ZeST-NeRF: Using temporal aggregation for Zero-Shot Temporal NeRFs
This addresses the challenge of costly training and inference for dynamic scene representation in media production, though it appears incremental as it builds on existing NeRF methods.
The paper tackles the problem of generating temporal Neural Radiance Fields (NeRFs) for new scenes without retraining, using multi-view synthesis and scene flow-field estimation trained on unrelated scenes, resulting in a 15% quantitative improvement and better visual outcomes.

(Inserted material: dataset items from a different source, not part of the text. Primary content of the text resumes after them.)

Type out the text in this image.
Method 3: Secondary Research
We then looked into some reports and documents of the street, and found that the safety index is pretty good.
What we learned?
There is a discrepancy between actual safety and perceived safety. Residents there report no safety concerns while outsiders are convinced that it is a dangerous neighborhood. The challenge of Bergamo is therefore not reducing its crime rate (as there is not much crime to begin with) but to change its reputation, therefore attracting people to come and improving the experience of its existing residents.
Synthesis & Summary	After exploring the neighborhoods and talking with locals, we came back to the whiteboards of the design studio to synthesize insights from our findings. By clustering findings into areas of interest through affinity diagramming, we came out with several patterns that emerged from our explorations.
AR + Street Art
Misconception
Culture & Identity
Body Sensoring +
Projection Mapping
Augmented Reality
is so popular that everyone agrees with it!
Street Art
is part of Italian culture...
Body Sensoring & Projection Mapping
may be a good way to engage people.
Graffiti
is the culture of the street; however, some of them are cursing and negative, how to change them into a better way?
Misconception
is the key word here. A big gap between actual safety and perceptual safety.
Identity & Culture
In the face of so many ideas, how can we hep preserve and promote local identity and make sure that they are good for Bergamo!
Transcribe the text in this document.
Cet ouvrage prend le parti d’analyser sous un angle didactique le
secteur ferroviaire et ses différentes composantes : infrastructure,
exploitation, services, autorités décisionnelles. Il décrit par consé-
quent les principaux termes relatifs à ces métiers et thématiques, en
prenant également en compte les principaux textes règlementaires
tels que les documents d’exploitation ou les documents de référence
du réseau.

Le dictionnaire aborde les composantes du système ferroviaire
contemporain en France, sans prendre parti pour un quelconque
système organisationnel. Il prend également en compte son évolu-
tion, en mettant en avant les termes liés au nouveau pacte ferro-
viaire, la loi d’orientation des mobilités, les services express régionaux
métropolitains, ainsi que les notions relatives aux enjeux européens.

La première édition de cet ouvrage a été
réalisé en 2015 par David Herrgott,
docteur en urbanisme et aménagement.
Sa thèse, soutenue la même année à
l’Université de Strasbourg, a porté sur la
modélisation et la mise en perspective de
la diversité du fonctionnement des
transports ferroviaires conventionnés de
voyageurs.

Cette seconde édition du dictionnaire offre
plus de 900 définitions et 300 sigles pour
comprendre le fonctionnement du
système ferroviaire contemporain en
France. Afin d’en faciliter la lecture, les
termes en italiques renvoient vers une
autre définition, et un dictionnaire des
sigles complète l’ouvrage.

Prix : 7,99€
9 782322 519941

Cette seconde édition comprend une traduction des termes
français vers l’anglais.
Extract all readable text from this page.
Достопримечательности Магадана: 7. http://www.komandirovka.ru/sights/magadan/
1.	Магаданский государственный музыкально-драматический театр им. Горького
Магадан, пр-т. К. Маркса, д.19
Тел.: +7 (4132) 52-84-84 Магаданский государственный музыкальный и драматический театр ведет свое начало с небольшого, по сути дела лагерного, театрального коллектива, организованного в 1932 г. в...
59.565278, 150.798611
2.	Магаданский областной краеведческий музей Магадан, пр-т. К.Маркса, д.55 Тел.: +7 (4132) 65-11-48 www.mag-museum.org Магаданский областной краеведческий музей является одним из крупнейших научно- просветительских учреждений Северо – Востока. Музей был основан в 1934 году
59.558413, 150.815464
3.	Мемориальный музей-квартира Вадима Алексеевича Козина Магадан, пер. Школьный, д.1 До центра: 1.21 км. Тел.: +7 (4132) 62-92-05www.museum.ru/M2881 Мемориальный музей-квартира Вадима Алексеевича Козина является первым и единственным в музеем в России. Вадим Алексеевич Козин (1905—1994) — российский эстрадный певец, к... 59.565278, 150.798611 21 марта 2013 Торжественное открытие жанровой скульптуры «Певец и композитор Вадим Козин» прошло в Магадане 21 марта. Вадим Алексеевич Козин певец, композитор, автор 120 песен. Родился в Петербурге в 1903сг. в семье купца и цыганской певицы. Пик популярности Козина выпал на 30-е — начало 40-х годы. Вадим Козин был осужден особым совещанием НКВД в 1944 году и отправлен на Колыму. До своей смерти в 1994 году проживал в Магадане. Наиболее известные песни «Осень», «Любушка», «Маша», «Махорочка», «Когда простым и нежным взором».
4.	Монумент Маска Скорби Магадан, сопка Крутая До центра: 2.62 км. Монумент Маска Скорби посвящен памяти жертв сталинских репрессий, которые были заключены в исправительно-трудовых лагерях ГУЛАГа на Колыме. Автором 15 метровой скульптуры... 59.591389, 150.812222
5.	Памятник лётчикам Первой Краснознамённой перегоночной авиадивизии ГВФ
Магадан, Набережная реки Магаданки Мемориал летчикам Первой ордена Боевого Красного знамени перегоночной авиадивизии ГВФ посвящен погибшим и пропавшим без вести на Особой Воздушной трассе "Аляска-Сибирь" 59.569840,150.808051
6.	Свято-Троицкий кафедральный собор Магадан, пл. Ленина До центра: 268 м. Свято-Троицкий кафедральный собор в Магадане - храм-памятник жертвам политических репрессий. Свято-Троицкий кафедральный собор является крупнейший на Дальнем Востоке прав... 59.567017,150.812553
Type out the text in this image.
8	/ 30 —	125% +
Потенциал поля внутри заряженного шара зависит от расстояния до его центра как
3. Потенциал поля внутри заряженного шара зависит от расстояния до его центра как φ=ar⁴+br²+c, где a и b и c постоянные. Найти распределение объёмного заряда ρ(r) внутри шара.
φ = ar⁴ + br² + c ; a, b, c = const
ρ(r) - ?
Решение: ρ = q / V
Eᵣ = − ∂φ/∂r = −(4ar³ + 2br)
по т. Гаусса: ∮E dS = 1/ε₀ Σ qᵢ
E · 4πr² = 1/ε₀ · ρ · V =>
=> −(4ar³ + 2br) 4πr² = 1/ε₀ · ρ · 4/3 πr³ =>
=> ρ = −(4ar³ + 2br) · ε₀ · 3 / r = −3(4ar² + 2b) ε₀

In the field of media production, video editing techniques play a pivotal role. Recent approaches have had great success at performing novel view image synthesis of static scenes. But adding temporal information adds an extra layer of complexity. Previous models have focused on implicitly representing static and dynamic scenes using NeRF. These models achieve impressive results but are costly at training and inference time. They overfit an MLP to describe the scene implicitly as a function of position. This paper proposes ZeST-NeRF, a new approach that can produce temporal NeRFs for new scenes without retraining. We can accurately reconstruct novel views using multi-view synthesis techniques and scene flow-field estimation, trained only with unrelated scenes. We demonstrate how existing state-of-the-art approaches from a range of fields cannot adequately solve this new task and demonstrate the efficacy of our solution. The resulting network improves quantitatively by 15% and produces significantly better visual results.